Twelve-time Grammy winner Paul Simon should expect his first nomination in this category. His newest release, “Stranger to Stranger,” has been heavily praised for its musical experimentation and tight songwriting. The narrative of a legend having a late-period jolt of artistic inspiration should allow Simon to be competitive more than 30 years after his Album of the Year win for “Graceland.”
Another pair of aging Grammy vets will fight for a nomination this year. New albums by Wilco and Red Hot Chili Peppers are eligible. They were last nominated together in this category four years ago. While their names remain powerful, last year’s shocking snub of perennial favorites Foo Fighters demonstrates that familiar names can’t count on automatic nominations.

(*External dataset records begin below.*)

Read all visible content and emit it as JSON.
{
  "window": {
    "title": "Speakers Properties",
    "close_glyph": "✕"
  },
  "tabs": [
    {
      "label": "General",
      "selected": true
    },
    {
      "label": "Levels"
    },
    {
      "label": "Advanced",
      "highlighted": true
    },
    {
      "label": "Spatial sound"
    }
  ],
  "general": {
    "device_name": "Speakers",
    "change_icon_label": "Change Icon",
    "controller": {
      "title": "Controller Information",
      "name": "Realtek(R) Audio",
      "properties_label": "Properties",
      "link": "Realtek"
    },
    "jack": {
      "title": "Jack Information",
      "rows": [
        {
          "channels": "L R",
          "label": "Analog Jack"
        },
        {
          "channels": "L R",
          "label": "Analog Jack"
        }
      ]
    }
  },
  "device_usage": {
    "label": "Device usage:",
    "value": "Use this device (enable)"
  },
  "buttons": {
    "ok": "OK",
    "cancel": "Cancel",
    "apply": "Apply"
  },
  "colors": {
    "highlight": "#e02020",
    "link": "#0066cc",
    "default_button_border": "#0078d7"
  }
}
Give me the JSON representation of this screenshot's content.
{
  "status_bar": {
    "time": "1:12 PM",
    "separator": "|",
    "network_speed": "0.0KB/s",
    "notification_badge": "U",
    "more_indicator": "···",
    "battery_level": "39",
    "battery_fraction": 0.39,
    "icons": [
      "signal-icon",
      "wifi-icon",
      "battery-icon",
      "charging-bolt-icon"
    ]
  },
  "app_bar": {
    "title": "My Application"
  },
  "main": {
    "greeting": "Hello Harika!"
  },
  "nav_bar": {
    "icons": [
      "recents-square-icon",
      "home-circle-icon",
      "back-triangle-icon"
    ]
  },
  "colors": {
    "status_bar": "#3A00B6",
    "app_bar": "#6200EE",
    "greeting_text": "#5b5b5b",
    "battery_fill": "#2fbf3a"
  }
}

Three generations of pop-punk compete. Late ’90s kings Blink-182 are back, as well as a commercially revitalized Panic! At the Disco. Also in the fray is boy-band-turned-rockers 5 Seconds of Summer. All three acts scored number-one albums during the eligibility period, but it’s likely that only one of them will score a nomination, if any. Panic is the only previous Grammy nominee among them, so they’re the best bet of the three. They have one of the best-selling releases of the year and seem to have the right balance of legacy and spunk.